Eşten izinsiz yatılı arkadaş boşanma nedeni
Eşin izni olmadan yatılı ağırlanan erkek arkadaş boşanma ve tazminat nedeni sayıldı.
Yargıtay 2. Hukuk Dairesi, eşin onayı olmadan evde bekâr erkek arkadaşlarının yatılı olarak misafir kalmasına izin vermeyi hem boşanma hem de tazminat nedeni saydı. Dairenin örnek kararı ışığında, eşten izinsiz evde yatılı bekâr erkek misafir kalması boşanma yanında tazminat nedeni olacak.
ÇİFTE TEMYİZ
Dava dosyasına göre, İstanbul’da oturan S.D. adlı kadın, kocası
T.D.’ye İstanbul 9. Aile Mahkemesi’nde boşanma
davası açtı. S.D. dava dilekçesinde, kocasının kumar
oynamasının yanında, rahatsız olduğunu ifade etmesine rağmen bekâr
erkek arkadaşlarının evlerinde zaman zaman yatılı kalmalarına izin
verdiğini belirterek, bu gerekçelerle boşanma ve tazminat
istedi.
Yerel mahkeme, davalı kocanın bekâr erkek arkadaşlarının evde zaman
zaman yatılı kalmasının “kişilik haklarına saldırı” olarak kabul
edilemeyeceğini savunarak, manevi tazminat talebini reddetti.
Ancak, mahkeme kadının boşanma gerekçelerini haklı buldu ve çiftin
boşanmasına karar verdi.
Davalı koca T.D. kusur belirlemesi, davacı kadın S.D. ise maddi
tazminat, nafaka ve kocasının onayı olmadan bekâr erkek
arkadaşlarını yatılı misafir olarak evlerinde kalmalarına izin
vermesi nedeniyle manevi tazminata hükmedilmesi yönünden mahkeme
kararını Yargıtay 2. Hukuk Dairesi’nde temyiz ettiler.

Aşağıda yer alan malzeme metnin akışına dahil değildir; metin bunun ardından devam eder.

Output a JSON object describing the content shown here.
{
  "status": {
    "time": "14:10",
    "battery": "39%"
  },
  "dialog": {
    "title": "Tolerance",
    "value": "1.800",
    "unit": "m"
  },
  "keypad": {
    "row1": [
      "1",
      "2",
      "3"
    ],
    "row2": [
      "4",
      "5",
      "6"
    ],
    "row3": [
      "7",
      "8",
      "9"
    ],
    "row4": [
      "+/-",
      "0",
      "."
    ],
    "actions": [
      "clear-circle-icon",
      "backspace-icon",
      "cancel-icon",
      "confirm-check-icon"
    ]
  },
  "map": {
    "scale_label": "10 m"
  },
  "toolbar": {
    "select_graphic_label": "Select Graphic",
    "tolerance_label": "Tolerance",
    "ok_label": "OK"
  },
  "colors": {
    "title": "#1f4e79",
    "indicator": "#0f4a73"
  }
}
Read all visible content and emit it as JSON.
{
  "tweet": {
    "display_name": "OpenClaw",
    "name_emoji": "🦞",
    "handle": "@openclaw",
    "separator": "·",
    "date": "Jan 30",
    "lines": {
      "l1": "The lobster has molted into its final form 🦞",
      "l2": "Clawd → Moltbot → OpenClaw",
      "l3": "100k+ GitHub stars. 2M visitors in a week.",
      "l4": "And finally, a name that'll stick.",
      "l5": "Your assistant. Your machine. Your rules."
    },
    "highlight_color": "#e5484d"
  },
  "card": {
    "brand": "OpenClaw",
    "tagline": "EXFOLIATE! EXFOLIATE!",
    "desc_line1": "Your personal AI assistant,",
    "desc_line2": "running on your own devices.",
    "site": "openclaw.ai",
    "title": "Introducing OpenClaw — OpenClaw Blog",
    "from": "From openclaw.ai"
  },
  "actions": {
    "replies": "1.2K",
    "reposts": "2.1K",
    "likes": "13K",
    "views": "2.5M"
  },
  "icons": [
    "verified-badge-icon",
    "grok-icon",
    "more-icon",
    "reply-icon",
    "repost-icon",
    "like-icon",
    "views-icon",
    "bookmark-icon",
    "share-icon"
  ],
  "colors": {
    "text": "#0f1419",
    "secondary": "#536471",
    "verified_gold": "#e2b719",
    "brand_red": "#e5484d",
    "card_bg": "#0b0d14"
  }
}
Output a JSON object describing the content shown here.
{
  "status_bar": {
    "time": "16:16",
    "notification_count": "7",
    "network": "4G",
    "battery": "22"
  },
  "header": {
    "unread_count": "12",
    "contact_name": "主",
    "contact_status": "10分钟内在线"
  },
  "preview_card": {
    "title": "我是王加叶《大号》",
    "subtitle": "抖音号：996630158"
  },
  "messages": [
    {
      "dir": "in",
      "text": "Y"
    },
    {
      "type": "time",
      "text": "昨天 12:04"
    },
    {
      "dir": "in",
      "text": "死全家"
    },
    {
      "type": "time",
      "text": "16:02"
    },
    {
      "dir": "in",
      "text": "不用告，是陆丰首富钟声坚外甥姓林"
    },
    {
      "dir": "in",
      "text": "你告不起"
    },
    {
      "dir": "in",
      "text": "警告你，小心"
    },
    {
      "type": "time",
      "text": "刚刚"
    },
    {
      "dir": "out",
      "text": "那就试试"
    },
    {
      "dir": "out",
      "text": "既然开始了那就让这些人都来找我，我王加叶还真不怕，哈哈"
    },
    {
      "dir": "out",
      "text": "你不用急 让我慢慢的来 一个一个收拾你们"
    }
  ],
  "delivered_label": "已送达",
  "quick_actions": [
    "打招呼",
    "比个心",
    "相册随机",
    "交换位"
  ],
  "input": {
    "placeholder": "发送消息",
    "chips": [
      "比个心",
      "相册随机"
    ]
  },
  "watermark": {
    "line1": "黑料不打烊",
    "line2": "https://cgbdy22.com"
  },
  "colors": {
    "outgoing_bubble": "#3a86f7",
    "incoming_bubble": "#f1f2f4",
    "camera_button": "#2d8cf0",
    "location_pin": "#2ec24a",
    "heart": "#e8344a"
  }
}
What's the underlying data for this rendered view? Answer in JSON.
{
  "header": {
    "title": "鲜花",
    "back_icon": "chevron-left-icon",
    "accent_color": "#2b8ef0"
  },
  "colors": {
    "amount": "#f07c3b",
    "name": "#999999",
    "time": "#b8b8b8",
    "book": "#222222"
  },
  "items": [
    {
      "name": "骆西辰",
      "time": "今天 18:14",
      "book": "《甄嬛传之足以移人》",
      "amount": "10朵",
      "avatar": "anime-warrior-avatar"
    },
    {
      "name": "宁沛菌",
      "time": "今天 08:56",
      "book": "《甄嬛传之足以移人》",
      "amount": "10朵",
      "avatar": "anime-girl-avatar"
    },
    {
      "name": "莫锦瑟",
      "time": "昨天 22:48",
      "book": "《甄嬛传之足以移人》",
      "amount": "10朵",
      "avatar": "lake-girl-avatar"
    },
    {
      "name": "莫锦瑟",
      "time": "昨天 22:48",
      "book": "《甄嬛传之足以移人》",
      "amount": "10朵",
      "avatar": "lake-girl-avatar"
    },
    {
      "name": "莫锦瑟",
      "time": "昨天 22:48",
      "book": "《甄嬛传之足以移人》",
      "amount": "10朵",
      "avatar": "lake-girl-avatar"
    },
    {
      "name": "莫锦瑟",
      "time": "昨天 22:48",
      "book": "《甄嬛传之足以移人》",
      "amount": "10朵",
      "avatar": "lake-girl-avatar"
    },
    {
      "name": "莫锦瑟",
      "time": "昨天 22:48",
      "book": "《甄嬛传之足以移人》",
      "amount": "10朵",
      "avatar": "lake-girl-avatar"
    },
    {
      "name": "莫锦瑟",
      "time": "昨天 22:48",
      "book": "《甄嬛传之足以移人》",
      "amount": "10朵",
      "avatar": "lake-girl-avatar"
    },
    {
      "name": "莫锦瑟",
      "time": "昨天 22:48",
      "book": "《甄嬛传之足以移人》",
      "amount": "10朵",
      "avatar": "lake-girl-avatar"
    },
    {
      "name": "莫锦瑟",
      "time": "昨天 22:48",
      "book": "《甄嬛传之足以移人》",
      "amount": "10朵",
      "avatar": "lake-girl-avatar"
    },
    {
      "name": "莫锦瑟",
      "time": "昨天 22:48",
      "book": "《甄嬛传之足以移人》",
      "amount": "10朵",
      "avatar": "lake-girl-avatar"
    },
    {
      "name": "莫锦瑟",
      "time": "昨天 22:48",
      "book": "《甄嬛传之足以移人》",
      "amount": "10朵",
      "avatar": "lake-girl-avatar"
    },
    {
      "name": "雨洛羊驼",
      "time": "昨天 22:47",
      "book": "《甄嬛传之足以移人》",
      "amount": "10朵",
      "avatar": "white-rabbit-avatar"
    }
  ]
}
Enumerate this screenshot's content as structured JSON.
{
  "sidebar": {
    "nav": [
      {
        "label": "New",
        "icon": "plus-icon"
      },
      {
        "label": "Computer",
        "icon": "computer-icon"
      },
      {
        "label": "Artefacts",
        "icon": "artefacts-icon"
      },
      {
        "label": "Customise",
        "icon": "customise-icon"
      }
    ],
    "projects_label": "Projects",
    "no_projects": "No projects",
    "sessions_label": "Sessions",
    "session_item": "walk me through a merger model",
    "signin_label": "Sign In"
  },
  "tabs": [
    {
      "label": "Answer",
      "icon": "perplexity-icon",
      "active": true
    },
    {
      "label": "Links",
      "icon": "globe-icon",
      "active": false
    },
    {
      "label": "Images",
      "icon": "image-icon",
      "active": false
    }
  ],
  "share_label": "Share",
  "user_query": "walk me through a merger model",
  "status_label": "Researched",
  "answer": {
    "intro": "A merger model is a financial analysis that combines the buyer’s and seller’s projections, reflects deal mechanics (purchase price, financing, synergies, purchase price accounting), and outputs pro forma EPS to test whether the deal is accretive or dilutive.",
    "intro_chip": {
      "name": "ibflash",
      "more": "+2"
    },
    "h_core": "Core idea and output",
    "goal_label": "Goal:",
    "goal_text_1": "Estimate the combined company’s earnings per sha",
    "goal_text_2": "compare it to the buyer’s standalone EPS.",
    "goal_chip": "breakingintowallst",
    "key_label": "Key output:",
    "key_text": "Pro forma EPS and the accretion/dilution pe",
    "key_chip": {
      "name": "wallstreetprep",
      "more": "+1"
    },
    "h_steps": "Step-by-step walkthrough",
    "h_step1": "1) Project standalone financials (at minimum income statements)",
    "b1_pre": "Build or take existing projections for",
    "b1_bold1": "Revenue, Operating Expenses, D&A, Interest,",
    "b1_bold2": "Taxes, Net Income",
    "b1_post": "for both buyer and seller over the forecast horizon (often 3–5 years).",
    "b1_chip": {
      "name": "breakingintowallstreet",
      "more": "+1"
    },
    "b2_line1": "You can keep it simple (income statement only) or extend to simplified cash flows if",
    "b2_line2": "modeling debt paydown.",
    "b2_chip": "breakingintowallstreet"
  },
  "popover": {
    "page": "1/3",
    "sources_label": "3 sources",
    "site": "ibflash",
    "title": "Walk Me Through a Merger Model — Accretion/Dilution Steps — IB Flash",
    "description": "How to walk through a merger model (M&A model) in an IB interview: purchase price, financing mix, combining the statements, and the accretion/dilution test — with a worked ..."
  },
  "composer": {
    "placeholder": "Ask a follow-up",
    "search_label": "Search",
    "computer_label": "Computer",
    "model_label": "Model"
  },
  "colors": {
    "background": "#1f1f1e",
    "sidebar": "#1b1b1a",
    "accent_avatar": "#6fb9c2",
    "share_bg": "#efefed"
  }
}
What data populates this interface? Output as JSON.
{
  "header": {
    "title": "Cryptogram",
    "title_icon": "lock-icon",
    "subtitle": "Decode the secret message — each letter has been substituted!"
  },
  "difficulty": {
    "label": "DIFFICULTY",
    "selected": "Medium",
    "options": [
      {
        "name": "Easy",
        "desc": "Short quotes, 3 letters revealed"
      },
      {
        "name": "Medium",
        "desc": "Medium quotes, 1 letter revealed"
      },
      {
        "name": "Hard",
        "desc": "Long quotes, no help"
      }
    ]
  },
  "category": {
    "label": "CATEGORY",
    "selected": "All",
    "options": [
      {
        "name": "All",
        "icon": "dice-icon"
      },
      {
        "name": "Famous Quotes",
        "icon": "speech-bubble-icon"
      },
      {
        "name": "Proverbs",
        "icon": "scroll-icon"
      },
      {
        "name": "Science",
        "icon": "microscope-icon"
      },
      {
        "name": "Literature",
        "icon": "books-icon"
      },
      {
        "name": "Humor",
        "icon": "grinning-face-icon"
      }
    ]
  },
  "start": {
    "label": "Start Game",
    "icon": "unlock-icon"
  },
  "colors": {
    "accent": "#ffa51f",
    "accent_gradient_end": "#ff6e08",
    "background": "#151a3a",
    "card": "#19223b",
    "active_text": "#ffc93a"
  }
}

Yargıtay, boşanmayı yerinde görüp onarken, manevi tazminat yönünden
kararı oybirliği ile bozdu. Yargıtay, eşinin rızası olmadığı halde
bekâr erkek arkadaşlarını zaman zaman evde yatılı kalmasına izin
veren kocanın manevi tazminata da mahkûm edilmesi gerektiğine karar
verdi. 29 Ekim tarihli bozma kararında özetle şöyle denildi:
TAZMİNAT DA GEREKİR
“Dosyadaki yazılara, kararın dayandığı delillerle kanuna uygun sebeplere ve özellikle delillerin takdirinde bir yanlışlık görülmemesine göre, davalının (koca) tüm, davacının (kadın) ise aşağıdaki bendin kapsamı dışında kalan temyiz itirazları yersizdir. Mahkemece, ‘davacının (kadın) kişilik haklarının saldırıya uğramadığı’ gerekçesiyle manevi tazminat talebi reddedilmiştir. Davalının (koca) ‘bağımlılık’ derecesinde kumar oynadığı, bu suretle ailesini darlığa düşürdüğü, davacı rahatsız olduğunu ifade etmesine rağmen bekâr erkek arkadaşlarının evde zaman zaman yatılı kalmasına izin verdiği yapılan soruşturma ve toplanan delillerden anlaşılmaktadır. Bu olaylar, davacının kişilik değerlerine saldırı oluşturur ve manevi tazminatı gerektirir. O halde, davacı (kadın) yararına Türk Medeni Kanunu’nun 174/2. maddesi gereğince uygun miktarda manevi tazminat takidiri gerekirken, isteğin reddi doğru bulunmamıştır.”